株式会社 イトーヨーカドーネットスーパー 代表取締役社長 河田 靖彦
株式会社
イトーヨーカドーネットスーパー
代表取締役社長
河田 靖彦

1965年生まれ。千葉工業大学工学部卒業。88年イトーヨーカ堂入社、2016年販売促進室 室長(17年執行役員)、18年人事室長、20年取締役営業本部長(21年常務取締役)、23年3月ヨーク代表取締役社長、23年9月より現職。

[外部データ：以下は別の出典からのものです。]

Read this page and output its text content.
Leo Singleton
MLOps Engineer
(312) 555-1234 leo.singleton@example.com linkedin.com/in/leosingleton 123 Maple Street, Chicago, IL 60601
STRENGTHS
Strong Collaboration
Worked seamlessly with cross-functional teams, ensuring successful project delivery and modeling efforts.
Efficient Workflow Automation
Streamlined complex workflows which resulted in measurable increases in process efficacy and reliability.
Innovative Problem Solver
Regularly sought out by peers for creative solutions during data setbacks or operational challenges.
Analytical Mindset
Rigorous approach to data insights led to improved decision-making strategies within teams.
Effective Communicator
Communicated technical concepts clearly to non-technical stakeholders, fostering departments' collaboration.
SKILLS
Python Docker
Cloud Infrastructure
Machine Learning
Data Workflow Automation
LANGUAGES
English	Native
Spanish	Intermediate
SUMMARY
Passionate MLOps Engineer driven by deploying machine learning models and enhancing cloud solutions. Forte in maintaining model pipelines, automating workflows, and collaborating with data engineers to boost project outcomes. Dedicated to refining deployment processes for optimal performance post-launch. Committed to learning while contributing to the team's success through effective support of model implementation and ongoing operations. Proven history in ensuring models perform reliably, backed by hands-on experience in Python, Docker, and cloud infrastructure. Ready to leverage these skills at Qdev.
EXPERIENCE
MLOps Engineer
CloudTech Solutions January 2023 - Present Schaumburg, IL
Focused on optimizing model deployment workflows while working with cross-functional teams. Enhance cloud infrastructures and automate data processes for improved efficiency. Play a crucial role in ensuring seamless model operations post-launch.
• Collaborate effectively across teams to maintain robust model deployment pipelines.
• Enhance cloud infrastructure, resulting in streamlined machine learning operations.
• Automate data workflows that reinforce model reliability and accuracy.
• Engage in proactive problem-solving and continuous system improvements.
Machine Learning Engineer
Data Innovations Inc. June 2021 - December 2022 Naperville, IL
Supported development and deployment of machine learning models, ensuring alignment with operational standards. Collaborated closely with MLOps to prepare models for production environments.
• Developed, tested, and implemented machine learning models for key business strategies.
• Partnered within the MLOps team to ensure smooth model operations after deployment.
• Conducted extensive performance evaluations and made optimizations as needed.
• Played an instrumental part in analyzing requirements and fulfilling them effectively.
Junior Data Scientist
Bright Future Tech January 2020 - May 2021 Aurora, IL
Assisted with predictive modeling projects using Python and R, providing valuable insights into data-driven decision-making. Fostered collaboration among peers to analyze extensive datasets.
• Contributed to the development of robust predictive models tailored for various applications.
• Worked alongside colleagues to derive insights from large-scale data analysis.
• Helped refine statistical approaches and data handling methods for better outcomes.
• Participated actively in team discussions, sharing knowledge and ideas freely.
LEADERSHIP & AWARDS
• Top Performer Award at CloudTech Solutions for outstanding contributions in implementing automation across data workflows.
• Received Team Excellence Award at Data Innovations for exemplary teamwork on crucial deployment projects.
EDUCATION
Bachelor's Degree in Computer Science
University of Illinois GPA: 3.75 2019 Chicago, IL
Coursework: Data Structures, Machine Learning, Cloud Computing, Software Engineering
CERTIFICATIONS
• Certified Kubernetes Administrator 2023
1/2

 2023年8月、イトーヨーカドーネットスーパー(以下、NS)の大型センター「新横浜センター」(神奈川県横浜市)が稼働しました。近年ご注文件数が飛躍的に拡大する中で、個店を起点とした従来のビジネスモデルでは、受注キャパシティーの限界や在庫欠品などによる機会ロスが生じていました。これを大型センター化によって抜本的に改革し、店舗の負担軽減を実現します。首都圏36店舗のNSを新横浜センターに移行し、来年には「流山センター」(千葉県流山市)の稼働も予定しています。こちらに22店舗を移行することで首都圏店舗の7割のNSを大型センターで対応できる見込みです。NSと店舗では、お客様のニーズが異なる面も多く、マーチャンダイジングや設備投資などの面でNS独自の判断が求められます。そこで、2023年9月に、NSを分社化しました。これにより、意思決定や課題対応が迅速化され、お客様へのサービスレベルも引き上げられると考えています。
 大型センターを起点とした新たなビジネスモデルでは、センターを受注〜配送のハブとして、イトーヨーカドー店舗をスポーク(末端の配送拠点)とする、ハブ&スポーク体制を構築します。センター化によって受注能力を高めるとともに、配送便も午前時から午後8時まで6便体制に拡充して、配達時間に関するお客様のご不満を解消していきます。出荷・配送拠点となるセンターでは、庫内作業を大幅に機械化し、作業効率を飛躍的に高めています。さらにAIを活用した出荷予測の精度アップなども図り、生産性の一段の向上に取り組んでいます。また、イトーヨーカドーの店舗がないエリアや、赤ちゃん本舗の商品の取り扱いがない店舗エリアでも同社商品をお届け可能になるなど、品揃えの面でもお客様にメリットを提供できます。さらに、商品の受け取りでは、温度管理に配慮した新たな配送ボックスを導入して、「置き配」(商品をお客様ご指定の場所に置いてお届けする)を実現しました。

グループ連携を強化し独自のキラーコンテンツも開発

 分社後は、NSのマーチャンダイジングをグループ商品戦略本部内に設置し、セブン&アイグループとの連携をいっそう強化しています。グループで培った幅広い情報力やサプライチェーンを有効活用することで、イトーヨーカドーの商品に加え、セブン‐イレブン限定商品の販売など、品揃えも追求しています。また、Peace Deliと連携したミールキットや冷凍食品の開発、グループ各社と連携した人気商品の導入などは、グループの商品をお客様にお届けするグループ共有の配送インフラとしての役割を果たすことにもつながります。このほか、季節限定商品や銘店とのコラボ商品など独自のキラーコンテンツの開発も進めており、ほかにはない魅力ある品揃えを実現していきます。
 さらに、11月からはイトーヨーカドーネットスーパーアプリと、セブン‐イレブンアプリとの直接連携(OIDC)も開始します。これにより3000万人のアプリ会員様がさらに便利にお買物ができるようになり、両社の会員様同士がつながることによる新たなグループシナジーの創出も期待できます。
 魅力ある品揃えとすぐれた生産性を実現することで収益力を高め、ネットスーパーをグループ成長戦略の有力な成長エンジンに育成してまいります。